I was reading a book about how people use the internet and it said that the average search length has gone from 1.1 to 2.8 words in the last few years. The numbers may not seem to represent such a huge change at first look, but the more I think about them, the more astonishing the change seems. I have also just finished teaching on a pre-sessional course in a university in the UK where I have taught for many years and there have been similar changes that display a very profound change as I see it.
When I started, the top levels were dominated by the Europeans, but over the past few years things have changed completely and now the top levels are divided roughly equally between the Europeans and the Asians. The rise of the economies in Asia has undoubtedly meant that the pool of Asian students has widened considerably, but the massive improvements in standards of English, both written and spoken, has disappeared, which must have something to do with the ways it is learned. In the past, many Asian speakers had a great knowledge of grammar but limited fluency, but that is no longer the case.

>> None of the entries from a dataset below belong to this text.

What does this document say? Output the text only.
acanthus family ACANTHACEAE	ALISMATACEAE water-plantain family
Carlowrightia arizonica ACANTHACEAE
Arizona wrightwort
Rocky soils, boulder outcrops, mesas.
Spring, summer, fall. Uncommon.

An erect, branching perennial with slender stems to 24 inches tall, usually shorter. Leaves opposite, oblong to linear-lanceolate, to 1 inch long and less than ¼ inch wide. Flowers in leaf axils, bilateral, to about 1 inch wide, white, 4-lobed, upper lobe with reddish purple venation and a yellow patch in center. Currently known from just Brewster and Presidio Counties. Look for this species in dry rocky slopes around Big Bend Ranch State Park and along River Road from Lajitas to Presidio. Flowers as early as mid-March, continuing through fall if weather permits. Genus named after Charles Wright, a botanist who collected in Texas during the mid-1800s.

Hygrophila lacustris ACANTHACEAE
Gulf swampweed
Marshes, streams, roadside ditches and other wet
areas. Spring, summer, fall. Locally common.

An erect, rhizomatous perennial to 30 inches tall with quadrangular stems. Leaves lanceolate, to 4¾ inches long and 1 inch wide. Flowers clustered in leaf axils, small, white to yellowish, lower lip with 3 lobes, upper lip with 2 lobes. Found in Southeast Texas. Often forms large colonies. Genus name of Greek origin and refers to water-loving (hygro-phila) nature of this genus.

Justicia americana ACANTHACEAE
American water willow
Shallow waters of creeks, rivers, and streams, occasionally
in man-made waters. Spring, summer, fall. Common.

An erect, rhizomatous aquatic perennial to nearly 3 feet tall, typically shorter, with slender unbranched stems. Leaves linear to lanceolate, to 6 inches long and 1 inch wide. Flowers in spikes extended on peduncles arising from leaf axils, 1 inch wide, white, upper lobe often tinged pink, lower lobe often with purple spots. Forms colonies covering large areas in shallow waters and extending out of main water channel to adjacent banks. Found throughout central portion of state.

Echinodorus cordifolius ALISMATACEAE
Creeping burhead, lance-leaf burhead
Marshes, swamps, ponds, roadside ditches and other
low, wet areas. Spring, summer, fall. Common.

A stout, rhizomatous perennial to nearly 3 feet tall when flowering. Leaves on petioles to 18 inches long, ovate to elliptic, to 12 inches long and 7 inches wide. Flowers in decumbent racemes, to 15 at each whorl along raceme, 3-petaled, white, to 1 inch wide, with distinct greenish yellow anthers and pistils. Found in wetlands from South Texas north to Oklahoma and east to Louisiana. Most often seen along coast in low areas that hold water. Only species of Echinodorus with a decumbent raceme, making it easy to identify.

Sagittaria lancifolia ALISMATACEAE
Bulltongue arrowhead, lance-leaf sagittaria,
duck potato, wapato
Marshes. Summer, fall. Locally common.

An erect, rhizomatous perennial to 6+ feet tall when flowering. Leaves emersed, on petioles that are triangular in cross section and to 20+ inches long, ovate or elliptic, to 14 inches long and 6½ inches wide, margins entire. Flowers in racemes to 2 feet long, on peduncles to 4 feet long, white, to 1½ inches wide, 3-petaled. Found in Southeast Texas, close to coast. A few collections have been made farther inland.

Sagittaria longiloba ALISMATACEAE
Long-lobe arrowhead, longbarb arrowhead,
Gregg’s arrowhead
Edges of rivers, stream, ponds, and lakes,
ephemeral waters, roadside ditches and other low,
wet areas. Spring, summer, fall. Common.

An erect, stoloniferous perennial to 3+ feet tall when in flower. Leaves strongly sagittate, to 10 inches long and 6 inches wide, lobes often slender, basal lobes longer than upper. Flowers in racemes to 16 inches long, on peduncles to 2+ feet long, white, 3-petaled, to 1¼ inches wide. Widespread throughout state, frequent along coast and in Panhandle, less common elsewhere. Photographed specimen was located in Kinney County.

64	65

Having lived in Asia for the last couple of years, I have learned a lot about the differences in these cultures in the widest sense, but the playing fields have been levelled in ESL somehow. Improved teaching techiniques will have played a part, but I can't help wondering what part the internet has had in this, permitting the complete disintegration of distance and drawing people from across the world into contact each other. Before the internet, my knowledge of American English was largely confined to word lists of the differences in vocabulary, but the internet put me in daily contact with American speakers with an interest in English and I found out so much more about the thousands of small differences between the varieties of English. I hope that the internet has played a role in effecting this change in the standards of English learned around the world.